John Smith (dentist)


John Smith was a Scottish dentist, philanthropist and pioneering educator. The founder of the Edinburgh school of dentistry, he served as president of the Royal College of Surgeons of Edinburgh and president of the
British Dental Association. He was the official surgeon/dentist to Queen Victoria when in Scotland.

Life

Smith was born in Edinburgh, the son of dental surgeon John Smith. His family lived at 30 Frederick Street in the New Town.
He was educated at the Edinburgh Institution, the University of Edinburgh and the Royal College of Surgeons. He conducted postgraduate studies in London and Paris, making drawings of gunshot and sabre wounds. He took over his father's dental practice in 1851.
Smith started teaching the first regular courses on dental physiology and diseases in Scotland, in 1856. He was surgeon dentist to the Royal Public Dispensary. He co-founded the Hospital for Sick Children in 1859. Recognising the need for improved training, he founded, together with Francis Brodie Imlach, Peter Orphoot and Robert Nasmyth, the Edinburgh Dental Dispensary in 1860.
In 1871 Smith was appointed Surgeon Dentist to Queen Victoria, and elected a Fellow of the Royal Society of Edinburgh, upon the nomination of John Hutton Balfour.
The Dental Dispensary grew into the Edinburgh Dental Hospital and School by 1879.
He was awarded an honorary doctorate by the University of Edinburgh in 1884.
Smith was also a moderately successful playwright.
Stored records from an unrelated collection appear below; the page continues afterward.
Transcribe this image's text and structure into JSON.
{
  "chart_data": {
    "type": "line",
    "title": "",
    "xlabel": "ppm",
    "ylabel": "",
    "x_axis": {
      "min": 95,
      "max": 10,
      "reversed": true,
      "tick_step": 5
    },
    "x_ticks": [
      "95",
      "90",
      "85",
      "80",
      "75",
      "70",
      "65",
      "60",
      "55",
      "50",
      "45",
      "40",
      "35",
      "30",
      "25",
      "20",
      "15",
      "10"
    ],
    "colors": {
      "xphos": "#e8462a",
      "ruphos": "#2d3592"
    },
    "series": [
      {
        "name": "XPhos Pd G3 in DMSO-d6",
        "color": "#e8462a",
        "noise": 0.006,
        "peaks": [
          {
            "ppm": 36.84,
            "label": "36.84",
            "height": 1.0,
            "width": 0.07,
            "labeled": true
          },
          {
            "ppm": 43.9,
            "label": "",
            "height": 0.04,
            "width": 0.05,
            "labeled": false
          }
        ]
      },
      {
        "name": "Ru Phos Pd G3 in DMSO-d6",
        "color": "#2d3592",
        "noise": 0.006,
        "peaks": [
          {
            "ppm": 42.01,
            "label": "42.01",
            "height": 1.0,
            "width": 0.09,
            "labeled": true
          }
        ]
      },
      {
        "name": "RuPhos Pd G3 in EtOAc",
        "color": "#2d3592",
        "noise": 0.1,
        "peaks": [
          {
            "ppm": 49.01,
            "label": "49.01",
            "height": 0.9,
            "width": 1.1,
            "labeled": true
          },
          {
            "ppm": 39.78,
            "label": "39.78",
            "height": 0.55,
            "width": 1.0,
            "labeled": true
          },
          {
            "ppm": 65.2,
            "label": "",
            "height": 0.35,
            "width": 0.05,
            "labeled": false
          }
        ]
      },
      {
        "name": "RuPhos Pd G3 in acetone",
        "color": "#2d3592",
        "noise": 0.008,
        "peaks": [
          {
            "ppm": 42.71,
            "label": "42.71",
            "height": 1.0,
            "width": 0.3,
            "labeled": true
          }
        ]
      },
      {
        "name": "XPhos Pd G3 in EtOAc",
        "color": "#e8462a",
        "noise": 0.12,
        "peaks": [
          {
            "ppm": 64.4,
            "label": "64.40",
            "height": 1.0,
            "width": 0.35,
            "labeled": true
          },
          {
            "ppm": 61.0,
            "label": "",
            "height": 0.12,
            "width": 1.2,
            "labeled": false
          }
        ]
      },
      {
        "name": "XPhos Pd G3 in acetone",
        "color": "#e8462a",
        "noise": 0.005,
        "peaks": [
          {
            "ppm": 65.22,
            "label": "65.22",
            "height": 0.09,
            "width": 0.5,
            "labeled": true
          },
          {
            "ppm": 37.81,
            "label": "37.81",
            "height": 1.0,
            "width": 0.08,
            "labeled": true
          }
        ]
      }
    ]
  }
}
He was a senior elder in St Andrews Parish Church in Edinburgh.
In his final years he lived at 11 Wemyss Place, a fine Georgian house on the Moray Estate in Edinburgh's New Town. The dental practice element was taken over by William Guy from around 1899.
He died on 15 April 1910. He is buried on the edge of the path which runs over the central vaults in Warriston Cemetery.

Family

He married Elizabeth Marjory Peters in 1853.